Netball's new promotion for ANZ Championships.

Netball’s new promotion for ANZ Championships.

 

I love women’s sports campaigns. Nothing gives me goose bumps and leaves me beaming with pride quite like seeing women’s sports publicised and promoted in all the right ways. Saying that, the new ANZ Netball Championships’ promotion left me perplexed.

Actually, it made me cringe.

It all starts off so well using the recent global push to redefine the notion of “like a girl”. Now that was a good campaign. The Netball promo starts with close ups of some of our best netballers, Kimberlee Green, Laura Geitz, Geva Mentor. They run and the words “Run Like A Girl” appear on the screen. They then jump up to take a catch, “Jump Like A Girl” appears, then the same for “Throw Like A Girl. It then cuts to some great action shots from last year’s competition, intercepts, obstructions, fast passes . The Swifts Sharni Layton appears on screen with a bloodshot, black eye with the words “Play Like A Girl”.

 

 

Hang on, what?

The image shown, the look on her face, the music used instantly reminds me of a domestic violence campaign.

I suddenly feel bad for thinking this.

I’m constantly campaigning for women’s sports and am the first to say the athletes are tough and their game far from slow or weak. I urge those unfamiliar with women’s sports to watch the rugby union and league, the hits are hard, the girls are tough, I say. Yet straight away I have a problem when I see this image. It doesn’t sell women’s sports as tough at all.

There are other ways of conveying that message without this confronting image. The game has demonstrated inspiring scenes of toughness, heroism, strength, guts and glory throughout its years. A bloodshot, black eye doesn’t. Do you need a black eye to prove the players are tough?

I can see what the promoters were trying to say, but they just fell awkwardly short.

Images of blood, bruises, black eyes and beatings have flooded many men’s sports’ advertisements for years. But the same model of promotion doesn’t necessarily transfer over to the women’s game. Too often we try to use what’s successful in the men’s game in our own without realising they are different games, competitions and target audiences. What works for men doesn’t necessarily work for women. Nor should it.

The biggest advantage men’s sports have over women’s is history. The notion of the male athlete has been around in society’s consciousness long before the professional female athlete. Women’s sports are still building their identity. Don’t shun your strengths in a bid to demonstrate a male notion of toughness.
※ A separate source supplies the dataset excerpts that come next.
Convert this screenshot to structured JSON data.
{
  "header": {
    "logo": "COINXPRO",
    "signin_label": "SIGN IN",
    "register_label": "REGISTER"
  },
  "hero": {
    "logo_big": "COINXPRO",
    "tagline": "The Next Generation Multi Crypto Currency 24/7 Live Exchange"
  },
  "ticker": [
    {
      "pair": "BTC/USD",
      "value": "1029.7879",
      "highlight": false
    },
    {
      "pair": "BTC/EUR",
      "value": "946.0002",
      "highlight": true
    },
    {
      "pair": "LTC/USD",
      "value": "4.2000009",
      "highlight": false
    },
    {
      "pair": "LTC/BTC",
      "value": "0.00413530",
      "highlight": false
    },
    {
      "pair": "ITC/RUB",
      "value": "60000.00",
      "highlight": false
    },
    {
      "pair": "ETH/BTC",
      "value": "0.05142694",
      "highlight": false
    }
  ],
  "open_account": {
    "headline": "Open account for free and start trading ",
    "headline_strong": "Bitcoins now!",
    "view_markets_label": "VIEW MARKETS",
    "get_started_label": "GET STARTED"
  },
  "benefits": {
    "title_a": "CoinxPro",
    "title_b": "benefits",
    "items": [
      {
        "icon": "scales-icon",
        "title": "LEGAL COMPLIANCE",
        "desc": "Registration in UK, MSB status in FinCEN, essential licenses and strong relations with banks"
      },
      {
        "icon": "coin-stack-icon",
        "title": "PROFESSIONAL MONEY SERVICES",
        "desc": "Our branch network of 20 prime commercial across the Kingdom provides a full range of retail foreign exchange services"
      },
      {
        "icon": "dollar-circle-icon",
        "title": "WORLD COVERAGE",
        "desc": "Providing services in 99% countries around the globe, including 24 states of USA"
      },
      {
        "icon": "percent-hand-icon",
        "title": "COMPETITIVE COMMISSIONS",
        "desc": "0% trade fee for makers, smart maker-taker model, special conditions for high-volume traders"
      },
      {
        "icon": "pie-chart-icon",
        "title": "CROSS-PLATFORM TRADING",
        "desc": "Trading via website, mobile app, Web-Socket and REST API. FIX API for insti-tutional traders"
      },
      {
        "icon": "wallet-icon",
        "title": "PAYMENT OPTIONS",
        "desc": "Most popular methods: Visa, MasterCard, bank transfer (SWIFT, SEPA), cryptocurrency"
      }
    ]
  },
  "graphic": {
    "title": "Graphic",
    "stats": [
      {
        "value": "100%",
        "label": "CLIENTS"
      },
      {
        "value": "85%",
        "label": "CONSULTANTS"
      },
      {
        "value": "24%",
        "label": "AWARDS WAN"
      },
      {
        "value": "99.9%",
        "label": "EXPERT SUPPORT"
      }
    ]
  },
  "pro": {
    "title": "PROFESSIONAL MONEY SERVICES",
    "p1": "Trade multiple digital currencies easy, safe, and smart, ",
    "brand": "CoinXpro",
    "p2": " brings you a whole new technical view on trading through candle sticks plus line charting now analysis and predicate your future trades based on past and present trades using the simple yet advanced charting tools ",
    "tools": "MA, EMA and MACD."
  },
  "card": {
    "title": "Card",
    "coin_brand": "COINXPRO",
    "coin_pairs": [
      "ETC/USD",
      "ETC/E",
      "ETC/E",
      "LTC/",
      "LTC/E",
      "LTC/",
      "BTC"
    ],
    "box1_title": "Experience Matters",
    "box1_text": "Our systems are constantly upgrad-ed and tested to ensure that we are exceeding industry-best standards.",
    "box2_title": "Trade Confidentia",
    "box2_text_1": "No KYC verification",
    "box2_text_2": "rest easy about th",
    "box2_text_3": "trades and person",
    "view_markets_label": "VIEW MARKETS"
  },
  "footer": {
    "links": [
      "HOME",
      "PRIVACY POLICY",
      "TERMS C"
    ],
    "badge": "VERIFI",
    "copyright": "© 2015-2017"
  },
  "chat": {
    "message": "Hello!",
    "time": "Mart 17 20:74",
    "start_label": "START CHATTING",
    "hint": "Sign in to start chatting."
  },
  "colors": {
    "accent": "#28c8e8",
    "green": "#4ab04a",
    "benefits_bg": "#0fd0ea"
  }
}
Nowadays though, even the bloody and injury mosaiced promotion of male sports risks backlash from critics who say it promotes the wrong image of the game for younger audiences.

This netball ad does too. It screams violence not toughness.

Ironically some of Australian sport’s best promotions show no blood, no black eyes, injuries or accidents. They were made in an era that didn’t support nanny state boundaries nor censorship. There was no concussion rule back then and blood and guts were frequent props on the field. Yet these ads had none of that. It showed men pumping weights, scoring tries, sweating on stair climbs, sand dune sprints. The men hugged when they scored the match winner, kicked a goal, crossed for a try. There are laughs at training, smiles in the locker rooms. There are hard hits, the odd shoulder charge, but no black eyes. It inspires, uplifts and shows real toughness. They are Tina Turner’s Rugby League anthems of 1989 and throughout the 90s.